Jim Douglas was in so much pain as he lay crushed beneath what he believes was 15 feet of debris that he was "praying that God would take me." Then rescue workers reached him.

"They're heroes. And not because they saved me, it's because they saved a lot of people," Douglas told CNN.

In an interview from his hospital bed, where he's recovering from nerve damage and slowly gaining back the use of his arms and legs, Douglas described how an interior wall fell on top of him, hitting him in the head and throwing him to the ground.

"It was so quick. It was like different layers would come down and I could feel my body would like compact more," he said. "I was definitely being crushed."

When rescue workers arrived about an hour later, "they couldn't have done a better job of extracting me," he said.

Douglas, who has worked at the factory for two and a half years, thought about leaving as the storm approached but decided to ride it out at the factory after talking with his family.

He said once he heals, he plans to resume working.

"Eventually I'm going to be walking and I'll be working somewhere, I promise you that," Douglas said.


Deaths reported include 2-month-old


Additional deaths are being reported in western Kentucky following the string of storms.

Two-month-old Oaklynn Koon died Monday morning from the injuries she sustained when a tornado hit her grandmother's home in Dawson Springs, her paternal grandmother Audrey Carman told CNN.

The infant, her two brothers, and her parents were sheltering at her maternal grandmother's house when the tornado hit.
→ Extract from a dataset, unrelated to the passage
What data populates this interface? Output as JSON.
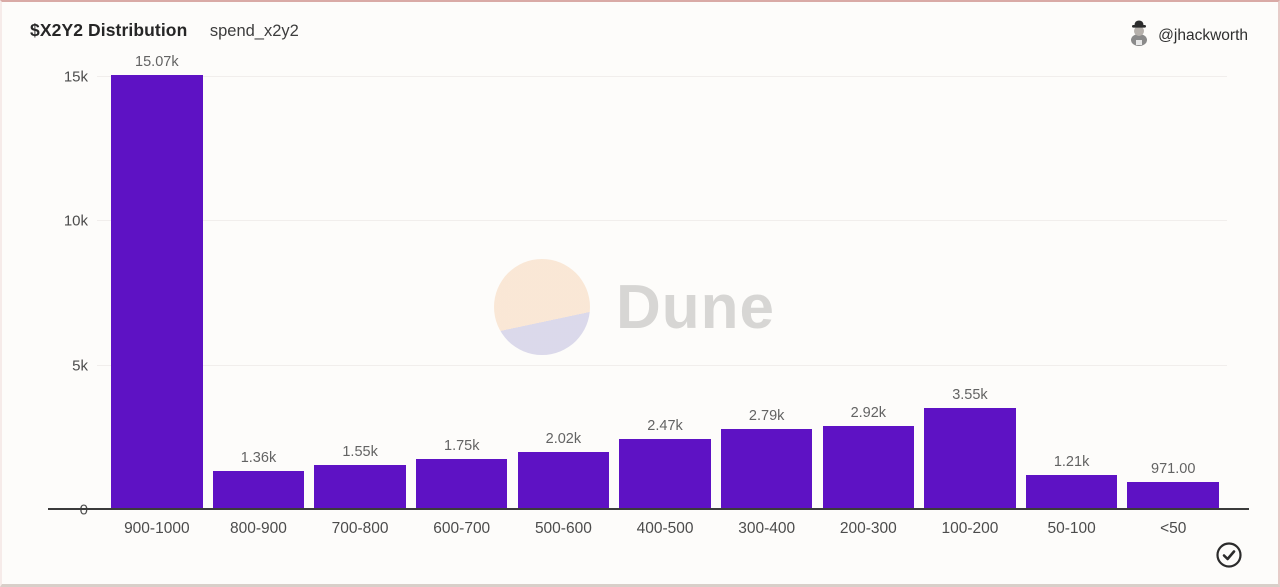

Koon's parents tried to protect their children by making them hide in the bathtub and covering them with couch cushions, but the tornado picked up the home and the family landed on the other side of the neighbor's house, Carman said.

"We didn't have much time with her, but we loved the time we got to spend with her," Carman told CNN.

About 70 miles east of Dawson Springs, six family members lost their lives when a tornado hit their home in Bowling Green, a relative told CNN.

Rachael Brown, 36, and Steven Brown, 35, were with their four children and Rachael's mother, Victoria Smith, 64, when a tornado hit their home.

The three adults and three of the children -- Nariah Cayshelle, 16, Nolynn, 8, and Nyles, 4 -- were killed in the tornado, Rachael Brown's aunt, Dornicho Jackson McGee, told CNN. The couple's 13-year-old daughter is still missing.

"They were very family-oriented. They loved their family. They loved their kids," McGee said.

Officials are welcoming efforts to help those in need. The Western Kentucky Tornado Relief Fund has raised more than $9.89 million dollars for Kentuckians, Gov. Beshear announced Tuesday. Donations can be made on their website.